Smoking and multiple sclerosis susceptibility

A.K. Hedström, J. Hillert, T. Olsson, L. Alfredsson (Stockholm, SE)

Background: Smoking is one of the most established risk factors for multiple sclerosis (MS). The aim of this study was to investigate how age at smoking debut, duration, intensity and cumulative dose of smoking, and smoking cessation influence the association between smoking and MS risk.
Methods: In two Swedish population-based case-control studies (7883 cases, 9264 controls), subjects with different smoking habits were compared regarding multiple sclerosis risk, by calculating odds ratios with 95% confidence intervals.
Results: We observed a clear dose response association between cumulative dose of smoking and multiple sclerosis risk (p value for trend 5*10-36). Both duration and intensity of smoking contributed independently to the increased risk of multiple sclerosis. However, the detrimental effect of smoking abates a decade after smoking cessation regardless of the cumulative dose of smoking. Age at smoking debut did not affect the association between smoking and MS.

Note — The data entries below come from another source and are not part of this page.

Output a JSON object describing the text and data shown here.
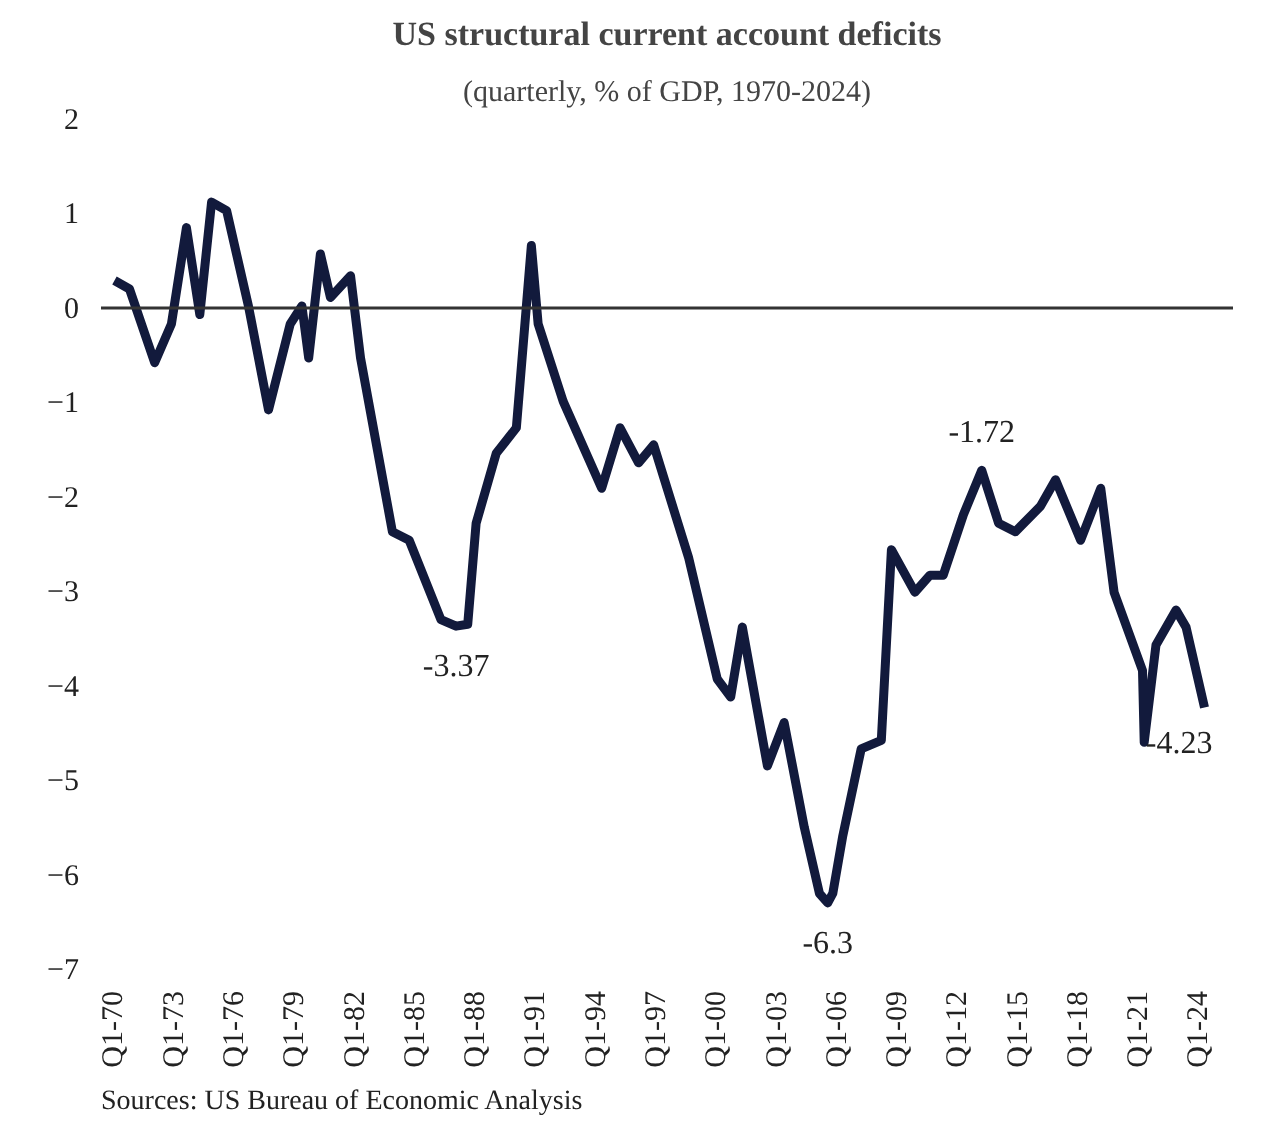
{
  "chart_data": {
    "type": "line",
    "title": "US structural current account deficits",
    "subtitle": "(quarterly, % of GDP, 1970-2024)",
    "x": [
      "1970-01",
      "1970-10",
      "1972-01",
      "1972-11",
      "1973-08",
      "1974-04",
      "1974-11",
      "1975-08",
      "1976-09",
      "1977-09",
      "1978-10",
      "1979-05",
      "1979-09",
      "1980-04",
      "1980-10",
      "1981-10",
      "1982-04",
      "1983-11",
      "1984-09",
      "1986-04",
      "1987-01",
      "1987-08",
      "1988-01",
      "1989-01",
      "1990-01",
      "1990-10",
      "1991-02",
      "1992-05",
      "1994-04",
      "1995-03",
      "1996-02",
      "1996-11",
      "1998-08",
      "2000-01",
      "2000-09",
      "2001-04",
      "2002-07",
      "2003-05",
      "2004-05",
      "2005-02",
      "2005-07",
      "2005-10",
      "2006-04",
      "2007-03",
      "2008-03",
      "2008-09",
      "2009-11",
      "2010-08",
      "2011-04",
      "2012-04",
      "2013-03",
      "2014-01",
      "2014-11",
      "2016-02",
      "2016-11",
      "2018-02",
      "2019-02",
      "2019-10",
      "2021-03",
      "2021-04",
      "2021-11",
      "2022-11",
      "2023-05",
      "2024-04"
    ],
    "series": [
      {
        "color": "#121a3c",
        "values": [
          0.29,
          0.2,
          -0.58,
          -0.17,
          0.85,
          -0.07,
          1.12,
          1.03,
          0.02,
          -1.08,
          -0.17,
          0.02,
          -0.53,
          0.57,
          0.11,
          0.34,
          -0.53,
          -2.37,
          -2.46,
          -3.3,
          -3.37,
          -3.35,
          -2.28,
          -1.54,
          -1.27,
          0.66,
          -0.17,
          -0.99,
          -1.91,
          -1.27,
          -1.64,
          -1.45,
          -2.65,
          -3.93,
          -4.12,
          -3.38,
          -4.85,
          -4.39,
          -5.5,
          -6.2,
          -6.3,
          -6.2,
          -5.59,
          -4.67,
          -4.58,
          -2.56,
          -3.01,
          -2.83,
          -2.83,
          -2.19,
          -1.72,
          -2.28,
          -2.37,
          -2.1,
          -1.82,
          -2.46,
          -1.91,
          -3.01,
          -3.84,
          -4.6,
          -3.57,
          -3.2,
          -3.38,
          -4.23
        ]
      }
    ],
    "xlim": [
      "1969-05",
      "2025-09"
    ],
    "ylim": [
      -7,
      2
    ],
    "xticks": [
      {
        "value": "1970-01",
        "label": "Q1-70"
      },
      {
        "value": "1973-01",
        "label": "Q1-73"
      },
      {
        "value": "1976-01",
        "label": "Q1-76"
      },
      {
        "value": "1979-01",
        "label": "Q1-79"
      },
      {
        "value": "1982-01",
        "label": "Q1-82"
      },
      {
        "value": "1985-01",
        "label": "Q1-85"
      },
      {
        "value": "1988-01",
        "label": "Q1-88"
      },
      {
        "value": "1991-01",
        "label": "Q1-91"
      },
      {
        "value": "1994-01",
        "label": "Q1-94"
      },
      {
        "value": "1997-01",
        "label": "Q1-97"
      },
      {
        "value": "2000-01",
        "label": "Q1-00"
      },
      {
        "value": "2003-01",
        "label": "Q1-03"
      },
      {
        "value": "2006-01",
        "label": "Q1-06"
      },
      {
        "value": "2009-01",
        "label": "Q1-09"
      },
      {
        "value": "2012-01",
        "label": "Q1-12"
      },
      {
        "value": "2015-01",
        "label": "Q1-15"
      },
      {
        "value": "2018-01",
        "label": "Q1-18"
      },
      {
        "value": "2021-01",
        "label": "Q1-21"
      },
      {
        "value": "2024-01",
        "label": "Q1-24"
      }
    ],
    "yticks": [
      -7,
      -6,
      -5,
      -4,
      -3,
      -2,
      -1,
      0,
      1,
      2
    ],
    "ref_lines": [
      {
        "axis": "y",
        "value": 0,
        "color": "#333333"
      }
    ],
    "annotations": [
      {
        "text": "-3.37",
        "x": "1987-01",
        "y": -3.37
      },
      {
        "text": "-6.3",
        "x": "2005-07",
        "y": -6.3
      },
      {
        "text": "-1.72",
        "x": "2013-03",
        "y": -1.72
      },
      {
        "text": "-4.23",
        "x": "2024-04",
        "y": -4.23
      },
      "Sources: US Bureau of Economic Analysis"
    ],
    "grid": false
  }
}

Conclusions: Smoking increases the risk of MS in a dose response manner. However, in contrary to several other risk factors for multiple sclerosis that seem to affect the risk only if the exposure takes place during a specific period in life, smoking affects MS risk regardless of age at exposure, and the detrimental effect slowly abates after smoking cessation.

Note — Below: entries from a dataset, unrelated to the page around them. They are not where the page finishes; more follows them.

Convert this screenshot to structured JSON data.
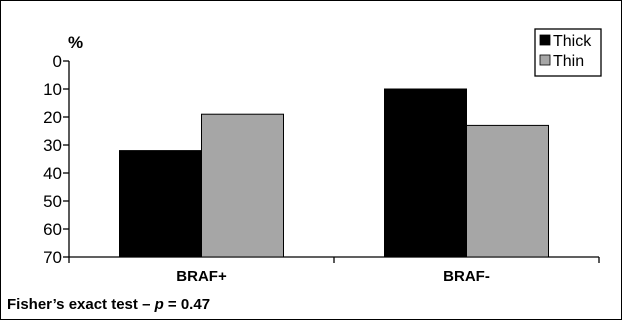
{
  "chart_data": {
    "type": "bar",
    "title": "",
    "ylabel": "%",
    "xlabel": "",
    "ylim": [
      0,
      70
    ],
    "y_inverted": true,
    "yticks": [
      0,
      10,
      20,
      30,
      40,
      50,
      60,
      70
    ],
    "categories": [
      "BRAF+",
      "BRAF-"
    ],
    "series": [
      {
        "name": "Thick",
        "values": [
          32,
          10
        ],
        "color": "#000000"
      },
      {
        "name": "Thin",
        "values": [
          19,
          23
        ],
        "color": "#a6a6a6"
      }
    ],
    "legend_position": "top-right",
    "grid": false
  },
  "footnote": {
    "prefix": "Fisher’s exact test – ",
    "p_symbol": "p",
    "suffix": " = 0.47"
  }
}
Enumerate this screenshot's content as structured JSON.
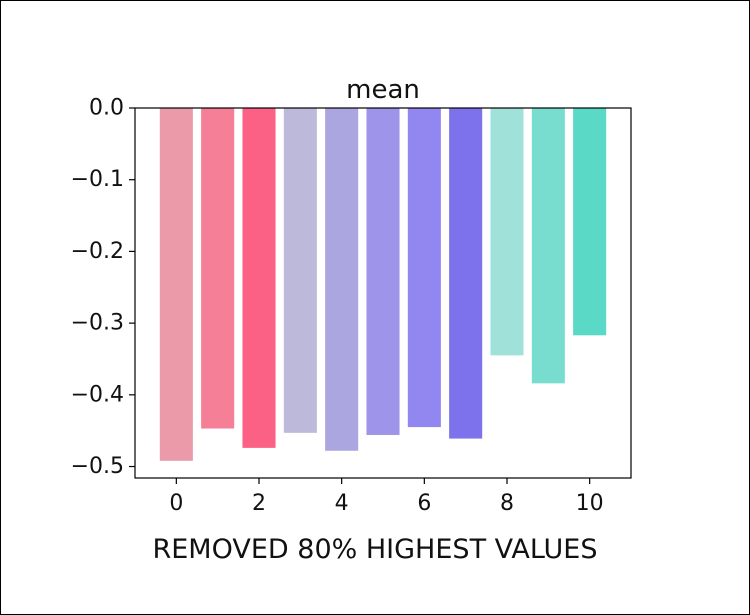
{
  "chart_data": {
    "type": "bar",
    "title": "mean",
    "xlabel": "REMOVED 80% HIGHEST VALUES",
    "ylabel": "",
    "categories": [
      0,
      1,
      2,
      3,
      4,
      5,
      6,
      7,
      8,
      9,
      10
    ],
    "values": [
      -0.492,
      -0.447,
      -0.474,
      -0.453,
      -0.478,
      -0.456,
      -0.445,
      -0.461,
      -0.345,
      -0.384,
      -0.317
    ],
    "colors": [
      "#ea9aa8",
      "#f57f97",
      "#fb6185",
      "#bdb9da",
      "#aca6e0",
      "#9e94ea",
      "#9287f0",
      "#7d71ec",
      "#a0e2d9",
      "#78ddcf",
      "#5ad9c6"
    ],
    "xlim": [
      -1,
      11
    ],
    "ylim": [
      -0.516,
      0
    ],
    "xticks": [
      0,
      2,
      4,
      6,
      8,
      10
    ],
    "xtick_labels": [
      "0",
      "2",
      "4",
      "6",
      "8",
      "10"
    ],
    "yticks": [
      0.0,
      -0.1,
      -0.2,
      -0.3,
      -0.4,
      -0.5
    ],
    "ytick_labels": [
      "0.0",
      "−0.1",
      "−0.2",
      "−0.3",
      "−0.4",
      "−0.5"
    ],
    "grid": false,
    "legend": "none"
  }
}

Dr. Hedström receives research support from the Swedish Association for Persons with Neurological Disabilities. Dr. Hillert received honoraria for serving on advisory boards for BiogenIdec, Merck-Serono and Novartis and for speaker’s fees from BiogenIdec, Merck-Serono, Bayer-Schering, Teva and Sanofi-Aventis. He has served as P.I. for and received projects supported by BiogenIdec, Merck-Serono, and Bayer-Schering. His MS research is funded by the Swedish Research Council, Bibbi and Nils Jensens Foundation and the European Commission. Dr. Olsson served on scientific advisory boards for Merck-Serono, Biogen Idec, and SanofiAventis; served as Co-editor of Current Opinion in Immunology; received speaker honoraria from Novartis and Biogen; and receives research support from Bayer Schering, Sanofi-Aventis, Biogen Idec, the Swedish Research Council, EU fp6 Neuropromise, EURATools, the Söderberg Foundation, Bibbi and Nils Jensens Foundation, the Montel Williams Foundation, and the Swedish Brain Foundation. Dr. Alfredsson receives research support from the Swedish Medical Research Council and Swedish Council for Working life and Social Research. The work was supported by grants from the Swedish Medical Research Council; from the Swedish Council for Working Life and Social Research, the fp6 EU program Neuropromise, Bibbi and Niels Jensens foundation, Knut and Alice Wallenbergs Foundation, the Söderberg foundation, and the Swedish Association for Persons with Neurological Disabilities.